I think it may have been History’s Mysteries, or maybe the show in the OP, but it was about the famous log that floats around in Crater Lake the old man crater lake - Bing images
The footage? A guy in a tiny rowboat, in a green Louisiana swamp, poking a stump with a stick. Jesus Q. Christ!
I adore Forgotten Weapons, and also C&Arsenal, well also The Chieftain - and many of the military oriented youtubers. mrAru and I will pretty much always catch Forgotten Weapons New stuff on Fridays, and Forgotten Weapons/C&Arsenal did an amazing 10 part series on machine guns of WW1 that we lust after purchasing the DVDs of.
I have around 2000 hours of research done in the early years of the internet combined with actually corresponding with an archeologist specifically about a specific tribal group of Turkmenistani nomads ca 1000 AD … another 500 or so on imperial Roman equites class females, and handmade my own Elizabethan merchant class clothing from the skin out. I have turned 3 entire fleeces from my dearly departed sheep into a length of cloth to turn into a Huldremose gown, using a drop spindle and a warp weighted loom. Don’t talk to me about reenactments on TV/cable on a field I have enough time sunk into for graduating in cultural anthropology [I joke about it, but you could drop a healthy mrAru and I somewhere there are woods, water, a clay bank, certain tools and a ram with 4 ewes, and the year after you could come over to a neolithic farmstead for dinner. Yes, we have spent serious time getting the skills we would need.]
In an earlier one about Renoir, they showed muzzle loading muskets- which unless I am totally wrong, technically were, since you put a cork ball down the barrel, which shoot out when you fire a cap gun cap. Disneyland sold them for Davy Crockett toys.
Pretty much that show is 100% pure unadulterated racism, since of course “primitive brown men” could never build this or that, aliens did.
You know tho if David Attenborough ever offered me a chance to spend a few years running around a dangerous jungle with him and a thousand creatures that wanted me for dinner with no chance of any type of payment other than food i’d so be there in a minute
A friend of mine was a producer on that show. They can’t afford you, or really anyone. They produce the whole episode for something like $30,000. That has to pay for research, writer/producers, travel, location fees, transportation, music, voice over, editing, and post production, etc., plus the overhead for the production company. Actors, costumes, and props are what falls out of the couch cushions. Most of the extras you see provided their own wardrobes and weapons. Many are war reenactors who want a day’s pay for doing something they literally would do for free. They are cast based on photos and occasionally a Zoom meeting. If they don’t show up on the day, some backup gets picked. So what if the backup was a Civil War reenactor instead of a World War II reenactor? The alternative is to have a production assistant with a paper hat reading “soldier” hold a mop handle.

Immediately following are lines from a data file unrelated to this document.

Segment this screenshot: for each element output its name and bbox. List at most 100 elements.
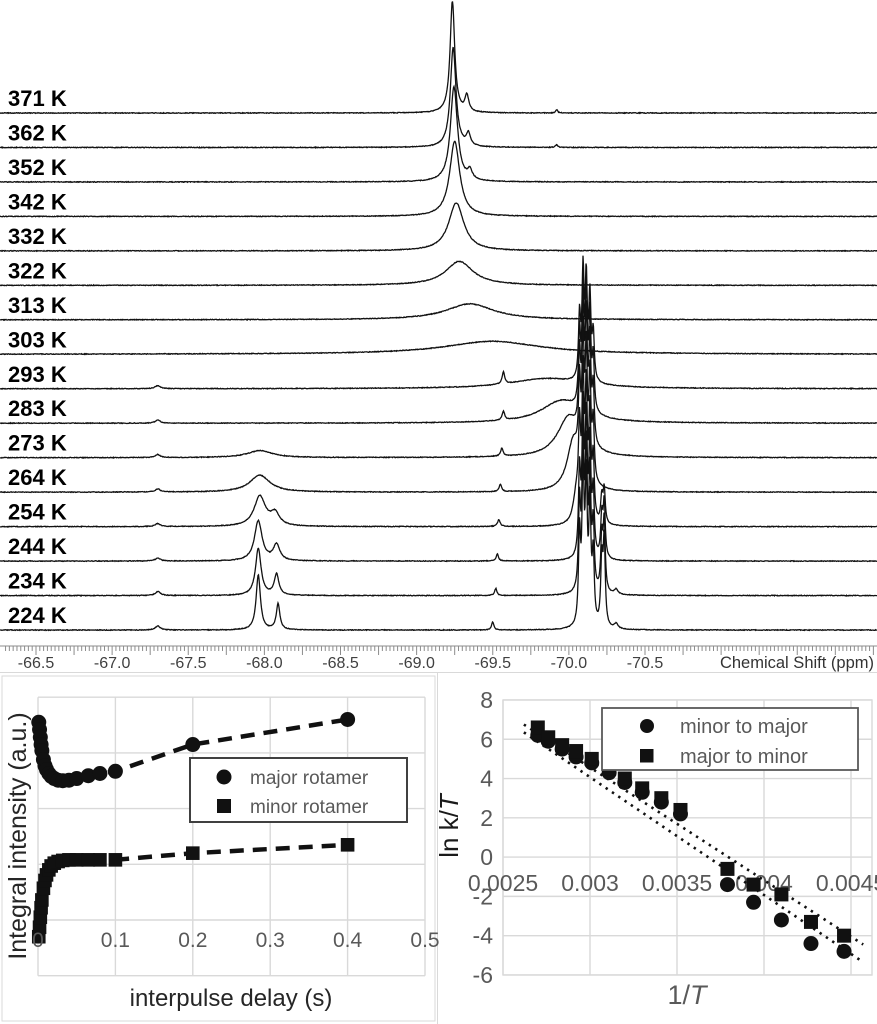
nmr-stack-panel: 371 K 362 K 352 K 342 K 332 K 322 K 313 K 303 K…: [0, 1, 877, 672]
data-point-square: [108, 853, 123, 867]
temperature-label: 332 K: [8, 224, 67, 249]
data-point-circle: [69, 771, 85, 787]
data-point-circle: [836, 943, 852, 959]
data-point-square: [654, 791, 669, 806]
bottom-charts: 0 0.1 0.2 0.3 0.4 0.5 Integral intensity (a.u.…: [0, 672, 877, 1024]
data-point-square: [35, 893, 49, 907]
x-tick-label: 0.0035: [642, 870, 712, 896]
x-tick-label: 0.2: [178, 929, 207, 952]
data-point-circle: [80, 768, 96, 784]
data-point-square: [673, 802, 688, 817]
x-tick-label: 0.0025: [468, 870, 538, 896]
data-point-square: [584, 751, 599, 766]
ppm-tick-label: -69.5: [475, 655, 512, 672]
data-point-circle: [773, 912, 789, 928]
spectrum-trace-332K: [0, 202, 877, 253]
data-point-square: [837, 928, 852, 943]
panel-divider: [437, 672, 438, 1024]
data-point-square: [635, 781, 650, 796]
data-point-circle: [746, 894, 762, 910]
spectrum-trace-234K: [0, 419, 877, 598]
data-point-square: [81, 853, 96, 867]
saturation-recovery-chart: 0 0.1 0.2 0.3 0.4 0.5 Integral intensity (a.u.…: [1, 675, 440, 1022]
spectrum-trace-254K: [0, 355, 877, 529]
data-point-square: [569, 744, 584, 759]
legend-square-marker: [640, 749, 654, 763]
ppm-tick-label: -67.5: [170, 655, 207, 672]
temperature-label: 293 K: [8, 362, 67, 387]
temperature-label: 303 K: [8, 327, 67, 352]
ppm-tick-label: -68.5: [322, 655, 359, 672]
data-point-square: [555, 738, 570, 753]
spectrum-trace-283K: [0, 267, 877, 425]
legend-label-major-to-minor: major to minor: [680, 746, 808, 768]
spectrum-trace-352K: [0, 84, 877, 184]
spectrum-trace-362K: [0, 46, 877, 149]
x-tick-label: 0: [32, 929, 44, 952]
y-tick-label: 2: [480, 805, 493, 831]
ppm-axis-title: Chemical Shift (ppm): [720, 654, 874, 672]
legend-label-major-rotamer: major rotamer: [250, 768, 369, 789]
temperature-label: 322 K: [8, 258, 67, 283]
chart-border: [1, 675, 436, 1022]
data-point-square: [720, 861, 735, 876]
spectrum-trace-313K: [0, 302, 877, 322]
data-point-square: [617, 771, 632, 786]
x-tick-label: 0.3: [256, 929, 285, 952]
spectrum-trace-273K: [0, 287, 877, 460]
y-tick-label: -4: [473, 923, 494, 949]
x-tick-label: 0.1: [101, 929, 130, 952]
spectrum-trace-224K: [0, 447, 877, 632]
temperature-label: 283 K: [8, 396, 67, 421]
spectrum-trace-293K: [0, 255, 877, 391]
legend-square-marker: [217, 799, 231, 813]
legend-circle-marker: [640, 719, 654, 733]
data-point-circle: [92, 766, 108, 782]
y-tick-label: 4: [480, 766, 493, 792]
spectrum-trace-264K: [0, 315, 877, 494]
x-axis-title: interpulse delay (s): [130, 985, 333, 1012]
eyring-plot-chart: 86420-2-4-60.00250.0030.00350.0040.0045l…: [434, 675, 877, 1022]
ppm-tick-label: -69.0: [398, 655, 435, 672]
data-point-square: [541, 730, 556, 745]
legend-circle-marker: [216, 769, 232, 785]
y-tick-label: -2: [473, 883, 493, 909]
y-tick-label: 6: [480, 726, 493, 752]
y-axis-title: ln k/T: [434, 792, 464, 858]
temperature-label: 224 K: [8, 603, 67, 628]
y-tick-label: 8: [480, 687, 493, 713]
legend-label-minor-to-major: minor to major: [680, 716, 808, 738]
x-tick-label: 0.4: [333, 929, 363, 952]
temperature-label: 313 K: [8, 293, 67, 318]
ppm-tick-label: -70.5: [627, 655, 664, 672]
data-point-square: [803, 914, 818, 929]
x-tick-label: 0.5: [410, 929, 439, 952]
data-point-circle: [719, 877, 735, 893]
data-point-square: [340, 838, 355, 852]
spectrum-trace-342K: [0, 140, 877, 218]
y-tick-label: 0: [480, 844, 493, 870]
data-point-square: [69, 853, 84, 867]
ppm-tick-label: -70.0: [551, 655, 588, 672]
data-point-circle: [803, 936, 819, 952]
x-tick-label: 0.003: [561, 870, 619, 896]
ppm-tick-label: -68.0: [246, 655, 283, 672]
legend-label-minor-rotamer: minor rotamer: [250, 797, 369, 818]
temperature-label: 254 K: [8, 500, 67, 525]
x-axis-title: 1/T: [667, 980, 709, 1010]
ppm-tick-label: -66.5: [18, 655, 55, 672]
data-point-square: [746, 877, 761, 892]
temperature-label: 342 K: [8, 189, 67, 214]
temperature-label: 371 K: [8, 86, 67, 111]
temperature-label: 352 K: [8, 155, 67, 180]
spectrum-trace-371K: [0, 1, 877, 115]
data-point-square: [93, 853, 107, 867]
ppm-tick-label: -67.0: [94, 655, 131, 672]
spectrum-trace-303K: [0, 340, 877, 356]
y-tick-label: -6: [473, 962, 493, 988]
panel-top-border: [0, 672, 877, 673]
temperature-label: 234 K: [8, 569, 67, 594]
data-point-circle: [340, 711, 356, 727]
spectrum-trace-244K: [0, 391, 877, 563]
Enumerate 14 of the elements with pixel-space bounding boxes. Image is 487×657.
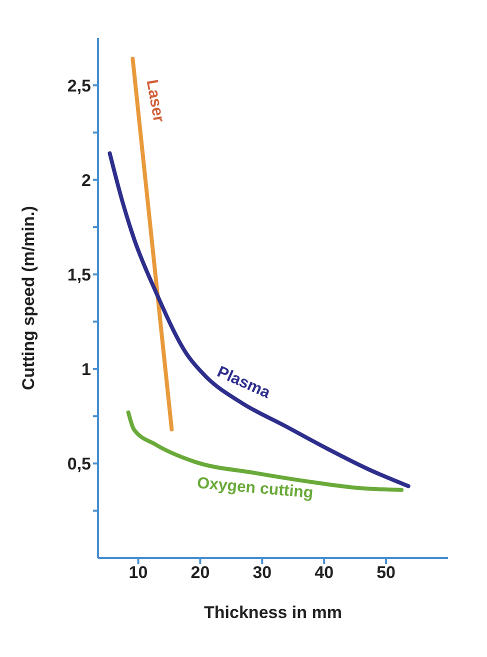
y-tick-label: 0,5 (67, 454, 91, 474)
x-tick-label: 10 (128, 563, 148, 582)
y-tick-label: 1,5 (67, 265, 91, 284)
x-axis-title: Thickness in mm (204, 603, 342, 622)
x-tick-label: 20 (190, 563, 210, 582)
x-tick-label: 30 (252, 563, 272, 582)
series-label: Oxygen cutting (196, 474, 314, 502)
x-tick-label: 50 (376, 563, 396, 582)
y-axis-title: Cutting speed (m/min.) (19, 206, 38, 390)
y-tick-label: 1 (82, 360, 91, 379)
y-tick-label: 2 (82, 170, 91, 190)
y-tick-label: 2,5 (67, 76, 91, 96)
x-tick-label: 40 (314, 563, 334, 582)
text: Laser (142, 78, 167, 124)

You can see why the uniforms aren’t right either. The people who are showing up don’t really know what “role” they are playing because the show can’t even be certain who will arrive. It’s hard for anyone to get the details right in that case.
No. Most are happy to get any kind of acting job. They don’t have dialog because then they would have to pay a union actor’s rate, which is much higher.
I have another friend who became an occasional actor as “police officer in true crime reenactment” because he looked enough like a cop (6-foot, decent build, square jaw) and because he had his own surplus police cruiser and a generic cop uniform.
They try but they also want to tell a good story, and that’s probably more important to viewers.
For the documentary I worked on, I did three months of research and seven days of taping. I think I was paid a total of $800. (I did, however, get an “Additional material by” credit.)
I can’t believe the utter laziness and lack of attention to detail in a lot of these things; on CBC they just had an item about a very elderly woman who was a code breaker during WW II. The black and white photo was backwards, showing the subject woman in her uniform with her “Adanac” shoulder flashes.
FFS, how difficult is it to at least get that part right?